This year’s list for Newsroom by the Bay’s evening speaker series is out, and it’s a stellar lineup, including a Pulitzer Prize winning novelist, an iPad publishing pioneer, a technology reporter for Politico.com, a standout student journalist, and an award-winning journalism adviser who was behind some of the very first student reporting about AIDS.
Adam Johnson, a Stanford creative writing professor who won this year’s Pulitzer Prize in fiction for his novel, The Orphan Master’s Son, will kick off the series on Monday, June 24. Johnson, who graduated with a B.A. from the Cronkite School of Journalism and Mass Communication at Arizona State University, is a Whiting Writers’ Award winner, the author of Emporium, a short story collection, and the novel, Parasites Like Us. His books have been translated into 23 languages, and he was a 2010 National Endowment for the Arts Fellow. His work has appeared in Esquire, Harper’s, Playboy, GQ, Paris Review, Granta, Tin House, The New York Times and Best American Short Stories.
The heartbreaking story of Jun Do, a North Korean citizen who becomes a government kidnapper and then tries to navigate his way — both literally and figuratively — through the repressive regime of the Hermit Kingdom, The Orphan Master’s Son began in reportage. During a 2007 visit to North Korea, Johnson witnessed starving citizens trying to pick chestnuts in a park (a forbidden act) and truckloads of “volunteers” being taken to fields for harvest work. From those journalistic beginnings, the novel takes a huge imaginative leap into literary fiction, in an effort to tell the many stories of a country that Johnson, in an interview with the PBS NewsHour, described as a literary monoculture.

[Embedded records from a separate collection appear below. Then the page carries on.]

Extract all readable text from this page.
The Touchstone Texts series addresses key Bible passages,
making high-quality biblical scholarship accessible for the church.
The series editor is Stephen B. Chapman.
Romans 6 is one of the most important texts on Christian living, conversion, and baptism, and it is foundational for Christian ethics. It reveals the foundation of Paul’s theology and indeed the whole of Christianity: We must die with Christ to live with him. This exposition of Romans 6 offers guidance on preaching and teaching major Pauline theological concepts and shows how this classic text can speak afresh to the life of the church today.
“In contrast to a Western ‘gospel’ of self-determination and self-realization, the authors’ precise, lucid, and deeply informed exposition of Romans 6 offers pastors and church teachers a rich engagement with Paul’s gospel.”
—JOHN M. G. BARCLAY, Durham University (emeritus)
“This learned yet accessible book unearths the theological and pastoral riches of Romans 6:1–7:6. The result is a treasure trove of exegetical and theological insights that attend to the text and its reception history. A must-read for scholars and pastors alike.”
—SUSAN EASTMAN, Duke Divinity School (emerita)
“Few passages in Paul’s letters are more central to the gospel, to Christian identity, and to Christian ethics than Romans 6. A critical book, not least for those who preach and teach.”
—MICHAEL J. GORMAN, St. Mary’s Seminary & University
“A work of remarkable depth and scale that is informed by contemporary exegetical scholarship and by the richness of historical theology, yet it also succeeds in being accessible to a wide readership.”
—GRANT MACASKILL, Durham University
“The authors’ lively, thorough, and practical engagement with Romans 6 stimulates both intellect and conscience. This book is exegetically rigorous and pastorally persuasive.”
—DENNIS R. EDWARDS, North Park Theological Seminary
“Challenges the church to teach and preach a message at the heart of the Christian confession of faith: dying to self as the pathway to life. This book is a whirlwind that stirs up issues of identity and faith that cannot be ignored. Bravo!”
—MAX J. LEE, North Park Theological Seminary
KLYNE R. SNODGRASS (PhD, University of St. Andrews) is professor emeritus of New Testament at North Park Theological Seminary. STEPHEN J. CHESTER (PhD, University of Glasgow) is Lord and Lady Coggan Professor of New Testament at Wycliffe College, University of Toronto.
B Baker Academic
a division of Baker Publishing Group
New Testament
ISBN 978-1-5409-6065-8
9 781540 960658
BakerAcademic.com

“In North Korea, there is only one story and everyone is a secondary character,” Johnson said. “You have to censor yourself.”
On Tuesday, June 25, Scott Landis, a Newsroom by the Bay faculty member and former University of Oregon student editor who was the driving force behind OR, one of the first-ever iPad magazines, will speak on social media. Scott has been a team leader for the past two years and has personally mentored a number of NBTB students into iPad and online publishing.
How technology and politics come together — and sometimes collide — will be the subject of a talk by Michelle Quinn, a technology reporter for Politico.com, on Wednesday, June 26. Michelle has worked at the Los Angeles Times, the San Jose Mercury News and theSan Francisco Chronicle. Most recently, she wrote a general news blog for The New York Times and worked as a media adviser to Jerry Brown in his capacity as attorney general.
Eric Burse, the National Association of Black Journalist’s Student Journalist of the Year, will speak Thursday, June 27 about a subject he’s taken to heart — how to create your own personal brand as a journalist, including the do’s and don’ts of shaping your own digital footprint. A graduate-to-be of the Annenberg School of Journalism & Communication at the University of Southern California, Eric has contributed to a number of campus publications and also works as an intern for “NBC Nightly News with Brian Williams.” He is a popular speaker and appeared recently at the National Scholastic Press Association/Journalism Education Association Spring National High School Journalism convention in San Francisco. You can see Eric’s personal brand at work on his website.
Our final speaker, on Friday, June 28, is Nick Ferentinos, a veteran, award-winning adviser, whose students made their own headlines when their plans to publish a profile of a student who was HIV-positive were nearly dashed by the Supreme Court’s decision in Hazelwood v. Kuhlmeier, which gave school administrators broad powers to censor student publications.
The story of how the students of Cupertino, Calif.’s Homestead High School prevailed — and ultimately published their story — is a fascinating moment in student journalism. Nick’s presentation will include a panel of former students as well as reporters involved in the case, and they’ll talk about how a little-known California law made it possible at the last minute for Nick’s students to exercise their First Amendment rights.